When you finally get it built don't cut anything with it. Have the whole thing set in a clear resin block and use it as an anvil. Everyone is a blacksmith these days anyway.
Haha I'll be honest, there's been several times I could have hit this with a hammer.
Please share 3d file on 0:43
how can i have the designs from the tiles.
I have a better design. Look at my later videos.
@@EducatingSavvas thanks I can have dxf designs? mail teslok@yahoo.gr
@@teslok I'll be releasing a physical manual soon which you can buy. I'll let you know when it's is available. 😊
@@EducatingSavvas thank you very much
A good Inventor/designer is able to take criticism. Bad practice hiding comments.

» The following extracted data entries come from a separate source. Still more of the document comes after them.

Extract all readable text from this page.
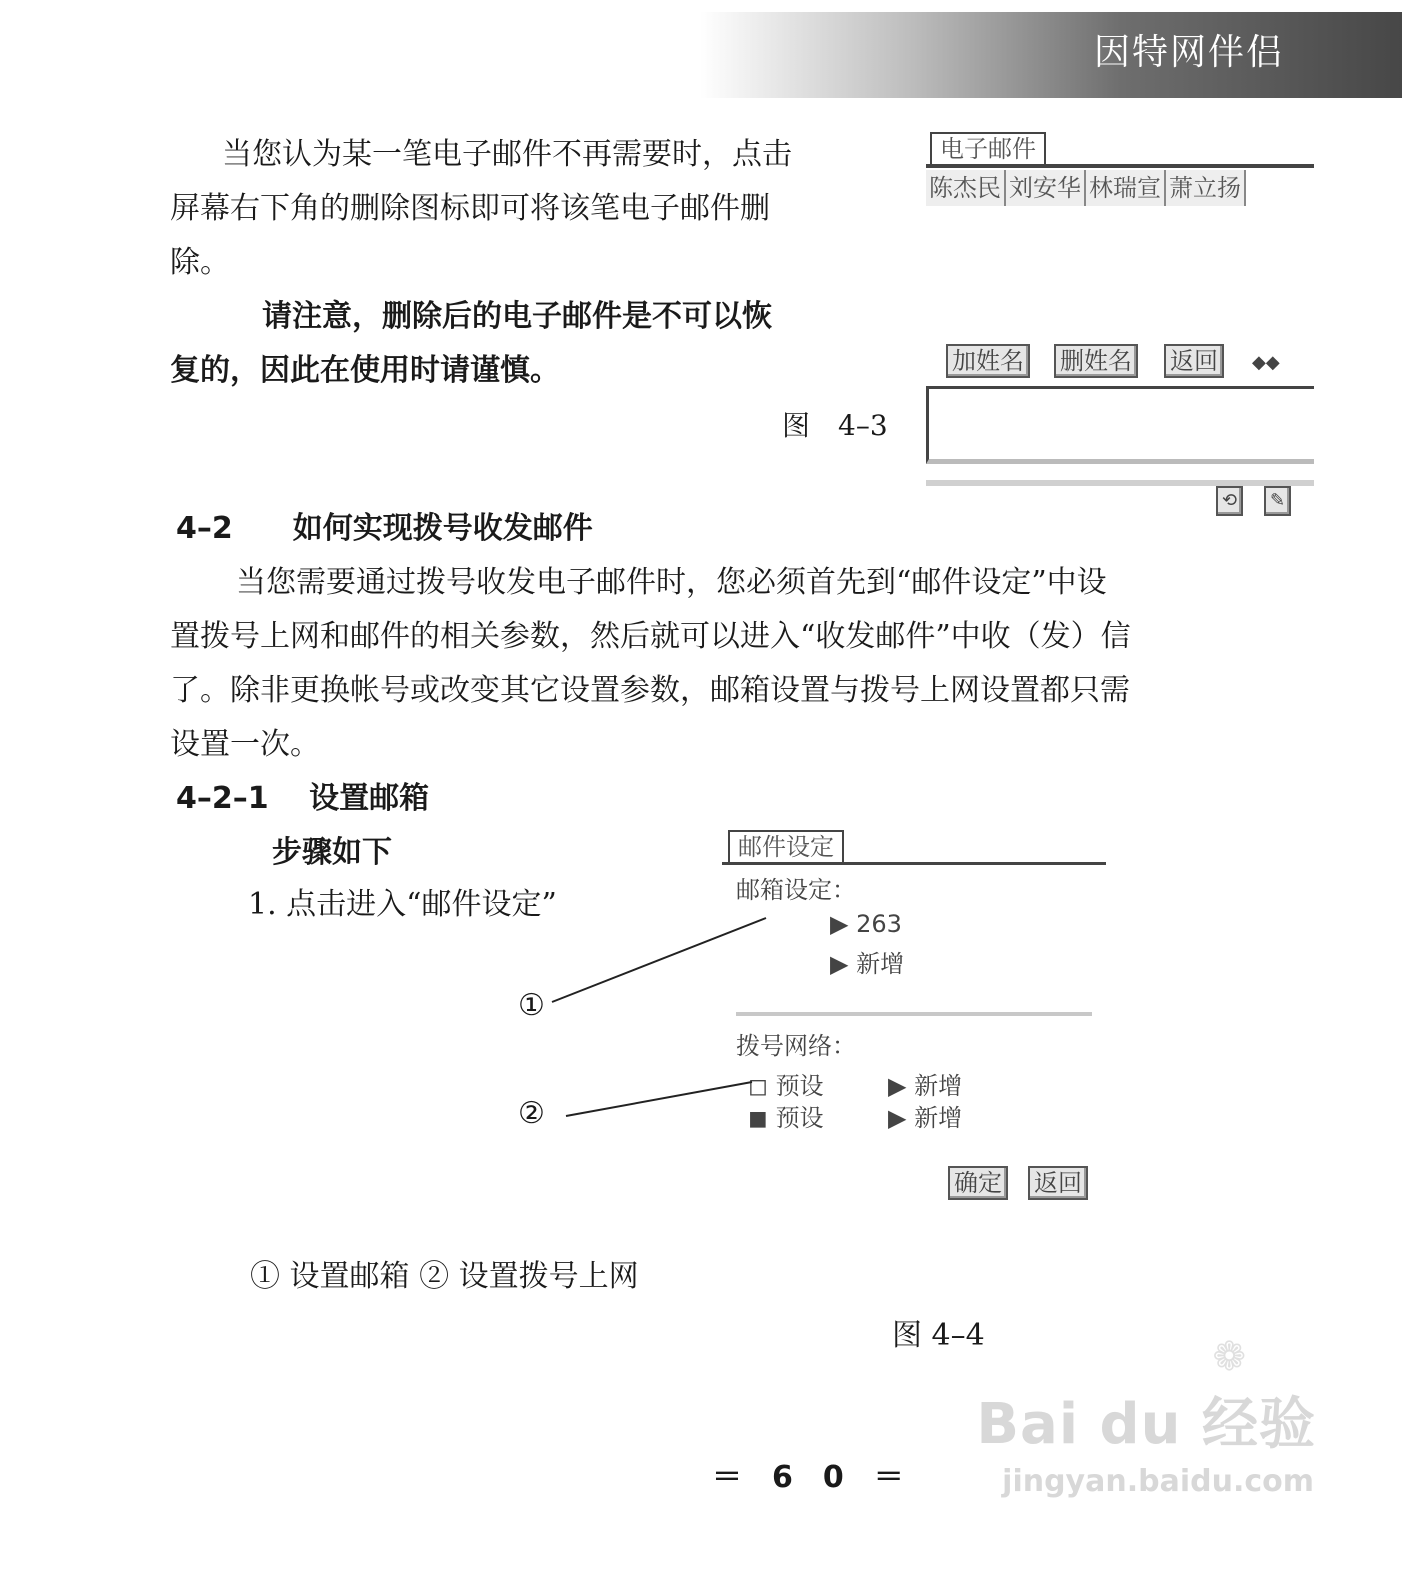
因特网伴侣
当您认为某一笔电子邮件不再需要时，点击
屏幕右下角的删除图标即可将该笔电子邮件删
除。
请注意，删除后的电子邮件是不可以恢
复的，因此在使用时请谨慎。
图　4–3
电子邮件
陈杰民 刘安华 林瑞宣 萧立扬
加姓名 删姓名 返回	◆◆
⟲	✎
4–2　　如何实现拨号收发邮件
当您需要通过拨号收发电子邮件时，您必须首先到“邮件设定”中设
置拨号上网和邮件的相关参数，然后就可以进入“收发邮件”中收（发）信
了。除非更换帐号或改变其它设置参数，邮箱设置与拨号上网设置都只需
设置一次。
4–2–1　 设置邮箱
步骤如下
1. 点击进入“邮件设定”
邮件设定
邮箱设定：
▶ 263
▶ 新增
拨号网络：
◻ 预设	▶ 新增
◼ 预设	▶ 新增
确定 返回
①
②
① 设置邮箱 ② 设置拨号上网
图 4–4	❁
Bai du 经验
jingyan.baidu.com
＝　6　0　＝
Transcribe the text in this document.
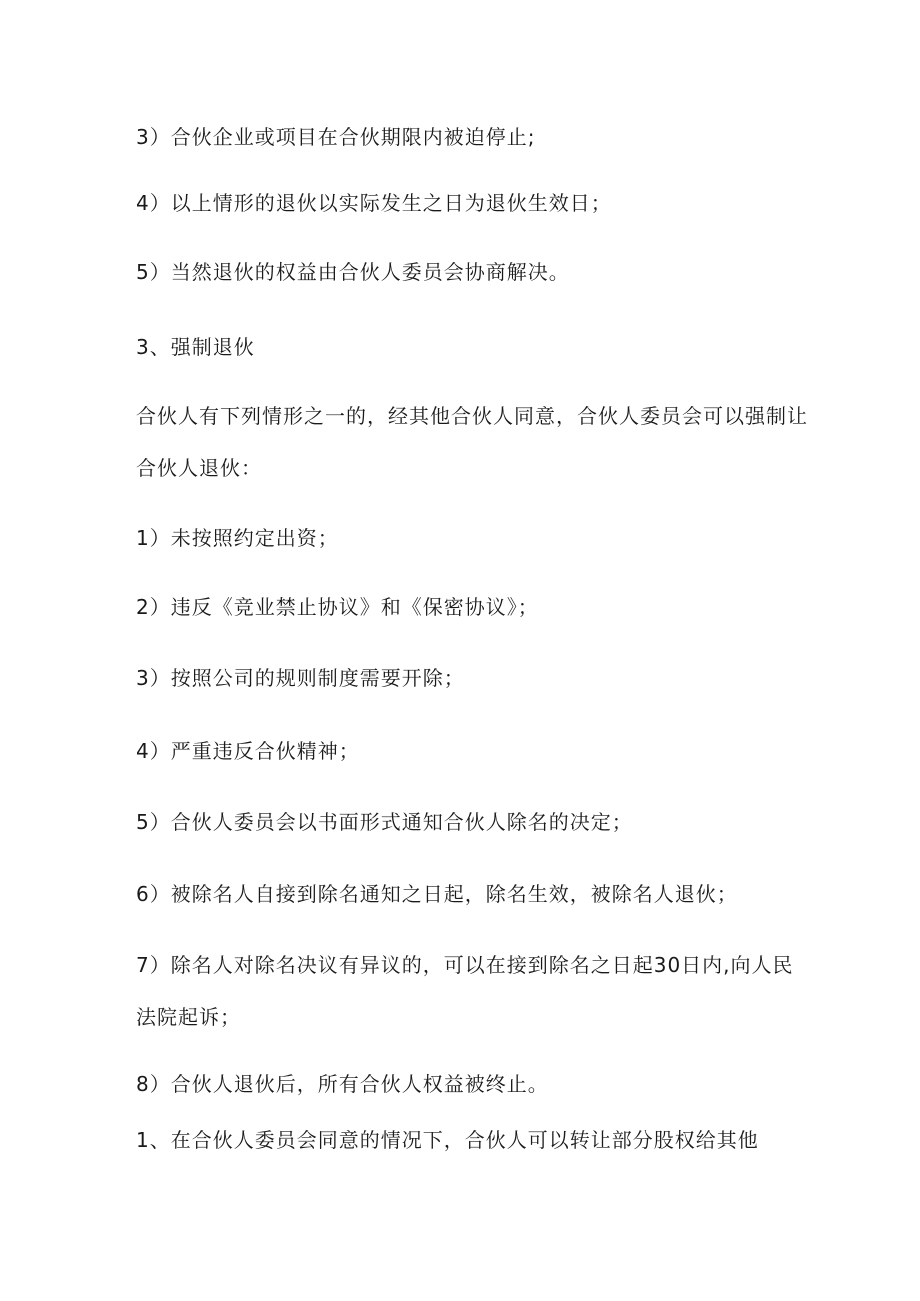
3）合伙企业或项目在合伙期限内被迫停止;
4）以上情形的退伙以实际发生之日为退伙生效日；
5）当然退伙的权益由合伙人委员会协商解决。
3、强制退伙
合伙人有下列情形之一的，经其他合伙人同意，合伙人委员会可以强制让
合伙人退伙：
1）未按照约定出资；
2）违反《竞业禁止协议》和《保密协议》；
3）按照公司的规则制度需要开除；
4）严重违反合伙精神；
5）合伙人委员会以书面形式通知合伙人除名的决定；
6）被除名人自接到除名通知之日起，除名生效，被除名人退伙；
7）除名人对除名决议有异议的，可以在接到除名之日起30日内,向人民
法院起诉；
8）合伙人退伙后，所有合伙人权益被终止。
1、在合伙人委员会同意的情况下，合伙人可以转让部分股权给其他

Errr what you talking about?
@@EducatingSavvas Sorry, that wasn't meant for you. I had multiple tabs open. I commented on another persons video about a design flaw that was quiet clear. But they just hid my comment, I was offering advice and possible improvement.
Quite @@thespiderkelly9589
@@thespiderkelly9589 Ok I'm curious - which video? I've noticed loads of design flaws with mine. :/
@@EducatingSavvas
ruclips.net/video/DYFnmvMFue0/видео.html
This was the video in question. Projects never seem to follow through on this channel. At times lots of good ideas and concepts with no end in sight. Please note this is in contrast to your videos and in no way has anything to do your channel. Earlier I mistakenly commented to your video. Good work on the CNC build by the way.